The raising of the Skidegate Dogfish Pole and the preparations for the event transformed the community. Haida Elder and activist GwaaGanad (Diane Brown) helped organize it and recalls the time fondly: “That pole brought us together in the culture. [A pole] hadn’t been raised in Skidegate for almost a hundred years.”  Many Haida Elders, such as Hazel Stevens, were visited to gather information and learn the protocols.
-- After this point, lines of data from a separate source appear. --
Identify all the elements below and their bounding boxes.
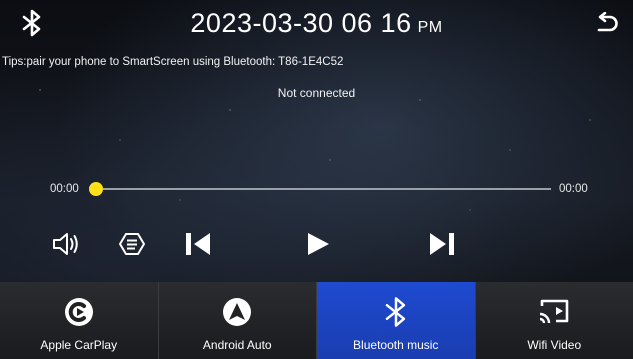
carplay-icon [61,294,97,330]
clock: 2023-03-30 06 16 PM [0,8,633,39]
nav-label: Android Auto [202,338,272,352]
next-icon [430,233,454,255]
ampm-text: PM [417,19,443,36]
volume-button[interactable] [50,226,82,262]
bluetooth-icon [378,294,414,330]
elapsed-time: 00:00 [50,183,79,195]
back-arrow-icon[interactable] [593,12,619,36]
playlist-button[interactable] [116,226,148,262]
bottom-nav: Apple CarPlay Android Auto Bluetooth mus… [0,282,633,359]
screen-cast-icon [536,294,572,330]
connection-status: Not connected [277,86,356,100]
progress-track[interactable] [96,188,551,190]
previous-button[interactable] [182,226,214,262]
nav-wifi-video[interactable]: Wifi Video [475,282,633,359]
datetime-text: 2023-03-30 06 16 [190,8,412,38]
previous-icon [186,233,210,255]
progress-knob[interactable] [89,182,103,196]
total-time: 00:00 [559,183,588,195]
android-auto-icon [219,294,255,330]
bluetooth-music-screen: 2023-03-30 06 16 PM Tips:pair your phone … [0,0,633,359]
nav-android-auto[interactable]: Android Auto [158,282,317,359]
play-icon [308,233,329,255]
playlist-icon [119,233,145,255]
nav-bluetooth-music[interactable]: Bluetooth music [317,282,476,359]
pairing-tips: Tips:pair your phone to SmartScreen usin… [2,56,344,68]
nav-label: Bluetooth music [353,338,439,352]
nav-apple-carplay[interactable]: Apple CarPlay [0,282,159,359]
volume-icon [53,233,78,255]
nav-label: Wifi Video [527,338,582,352]
status-bar: 2023-03-30 06 16 PM [0,0,633,46]
play-button[interactable] [302,226,334,262]
nav-label: Apple CarPlay [40,338,118,352]
next-button[interactable] [426,226,458,262]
A two-day potlatch was planned, requiring the preparation of gifts and foods. Regalia were sewn day and night, while the Elders were consulted about what to put on the blankets. Terri-Lynn Williams-Davidson started learning songs by listening to her grandmother’s tapes; then she and her mother, Mabel Williams, started a children’s dance group. Wesley Pearson and Philip Gladstone stepped up to be the head pole-raisers.  “So it was a lot of talking to a lot of old people to do it right,” GwaaGanad concludes. “It put us way more in touch with our ancestors, of how we did things. It made us want more, there was a big revival.”

 

According to Doris Shadbolt (1918–2003), in raising the Skidegate Dogfish Pole, Reid felt he was reminding the community of the living mythical truth in which “myth time is real time.”  Reid remarked that what he had done “may have put the village back into time.”  In the view of GwaaGanad, Reid brought forward and renewed a sense of responsibility: “Bill made us think and he made us research more than we would have if he wasn’t there, to make us do things right.”  Yet from the community’s perspective, “it was the pole and the people who brought Reid back.”  Reid felt a powerful sense of belonging as the Haida Nation was transforming itself from within.